West Texas Intermediate fell 0.6%, after closing on Wednesday at a two-month high. The Colonial Pipeline — a key source of gasoline and diesel for the East Coast — returned to service after a cyberattack late Friday. That’ll bring relief to millions of motorists after panic-buying emptied some gas stations.
A U.S. government report showed domestic crude inventories fell to the lowest since late February last week, adding to signs of market rebalancing. On Wednesday, the International Energy Agency said the world has now largely worked off the surplus that accumulated when the pandemic routed demand.
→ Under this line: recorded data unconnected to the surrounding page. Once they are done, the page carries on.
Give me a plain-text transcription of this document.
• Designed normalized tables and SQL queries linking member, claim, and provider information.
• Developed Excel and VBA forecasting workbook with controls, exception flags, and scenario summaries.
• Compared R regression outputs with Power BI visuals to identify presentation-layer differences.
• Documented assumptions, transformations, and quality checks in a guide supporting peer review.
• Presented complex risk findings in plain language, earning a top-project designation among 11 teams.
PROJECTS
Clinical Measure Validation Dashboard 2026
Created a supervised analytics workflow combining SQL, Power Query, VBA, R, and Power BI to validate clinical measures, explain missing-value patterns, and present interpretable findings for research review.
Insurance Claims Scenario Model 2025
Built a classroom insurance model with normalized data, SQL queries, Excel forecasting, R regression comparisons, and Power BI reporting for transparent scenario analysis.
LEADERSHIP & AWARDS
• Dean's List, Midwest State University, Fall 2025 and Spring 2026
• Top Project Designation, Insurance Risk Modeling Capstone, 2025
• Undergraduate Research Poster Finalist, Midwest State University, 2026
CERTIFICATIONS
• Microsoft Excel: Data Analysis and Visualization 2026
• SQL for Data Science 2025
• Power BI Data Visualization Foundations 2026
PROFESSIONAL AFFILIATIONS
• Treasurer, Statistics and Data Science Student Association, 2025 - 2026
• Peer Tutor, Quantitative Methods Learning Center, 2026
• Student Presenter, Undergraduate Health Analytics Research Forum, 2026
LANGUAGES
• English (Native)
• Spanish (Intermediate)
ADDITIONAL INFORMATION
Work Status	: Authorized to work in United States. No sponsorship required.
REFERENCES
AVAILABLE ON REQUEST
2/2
Oil has surged this year, joining a broad rally in commodities, as investors wager that the economic recovery from the coronavirus outbreak will spur energy consumption. The roll-out of vaccines in the U.S., Europe and China has allowed governments to pare back social-distancing measures, permitting a return to work and much greater mobility. Still, Covid-19 flare-ups in many parts of Asia, including India, have complicated the global picture.
Against the backdrop of improved worldwide demand, rising prices, and lower stockpiles, the Organization of Petroleum Exporting Countries and its allies have been cautious in easing the deep supply cuts imposed last year. At the same time, U.S. shale producers have eschewed moves to rapidly boost output.